Die Baguettes habe ich mit etwas Sriracha-Sauce und Mayonnaise bestrichen. Dann Fleisch, Möhrenstreifen, Rucola und Gurke aufs Brot, das ganze mit Koriander und Minze aufgepeppt, und es konnte serviert werden. Der Familie hats sehr gut geschmeckt (Eltern unter Euch können sich vorstellen, wie viel so ein Lob eines Fünfjährigen bedeutet, der sonst nur gefühlt vier Sachen isst). Wenn man vorbereitetes Pulled Pork hat, lässt sich das alles mit geringem Aufwand zubereiten — wenn Ihr die Zeit aufwendet, Pulled Pork extra frisch zuzubereiten, ladet einfach noch ein Dutzend Freunde ein.

Bildquelle: Michael Schlecht

Ich werden euch werten Lesern jetzt zusätzlich zum Rehrücken auch noch die Geschichte seiner Erlegung aufs Brot schmieren.
 
Schon etliche Tage im späten Mai habe ich mir hier auf einer Ansitzleiter am Rand eines kleinen Wäldchens den Hintern platt gesessen. Vor mir eine mit Luzerne bestandene Fläche, die unserem Schäfer zur Futtergewinnung und als Weide dient. Wenn hier frisch gemäht ist, ist das auch eine regelrechte Autobahn für die Füchse — aber um die soll es heute nicht gehen, und im Moment ist der Bewuchs auch zwischen knie- und hüfthoch. Gesehen hatte ich hier schon bei anderen Gelegenheiten einen Gabler mittleren Alters, den man zwar nicht unbedingt erlegen müsste, aber doch könnte … vor allem, wenn die Kühltruhe eh grade leer ist. 

Ich sitze etwas über eine Stunde und links von mir, grade so über einer Geländekante, die sich auch weit in die Luzerne hinein zieht, tritt der erwartete Gabler aus. Gerade so weit, dass er durch ein paar Löcher in den Randbüschen sichtbar ist. An einen Schuss ist so nicht zu denken: Erstens fällt hinter ihm der Hang ab und ich habe keinen natürlichen Boden als Kugelfang und zweitens wäre es auch mit dem Risiko behaftet, einen Zweig in die Flugbahn zu kriegen, wenn ich durch ein so kleines Fenster im Bewuchs schießen würde. Also heißt es, sich in Geduld zu üben.

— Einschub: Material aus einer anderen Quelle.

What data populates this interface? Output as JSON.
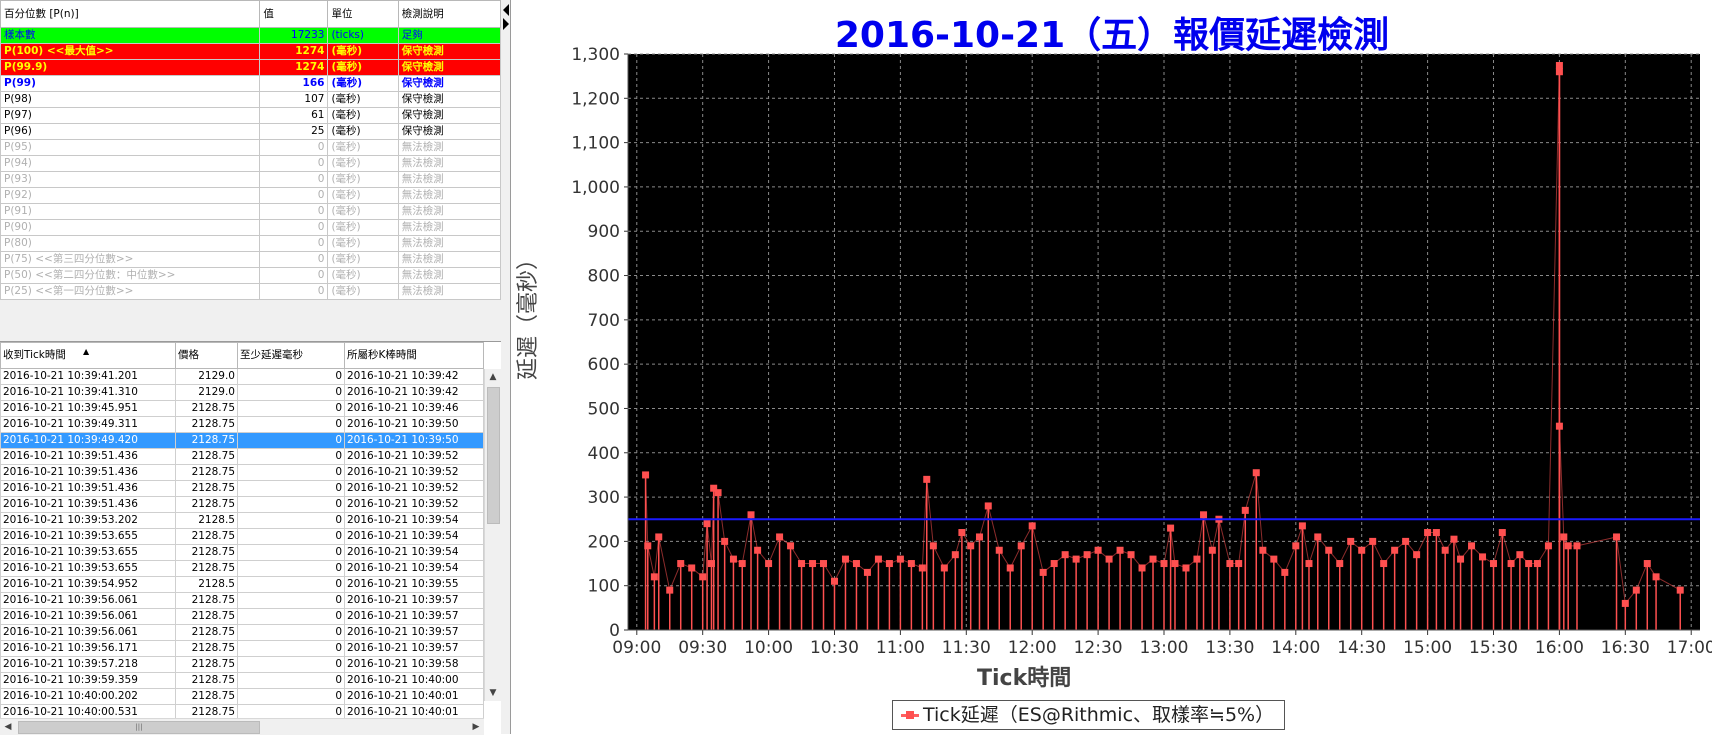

Bereits 15 Minuten steht er jetzt völlig reglos da und starrt geradeaus. Warum zur Hölle rührt der sich nicht?  Da kommt eine Rehgaiss über die Kante — und 20 Meter hinter ihr auch endlich der Grund für den „eingefrorenen“ Gabler, in Form eines alten, starken Sechsers. Der erste Bock hat sichtlich Respekt vorm „Hausherrn“, bewegt sich nach wie vor überhaupt nicht, und ist so unbeschießbar. Der Alte hingegen zieht seiner Herzdame hinterher auf mich zu.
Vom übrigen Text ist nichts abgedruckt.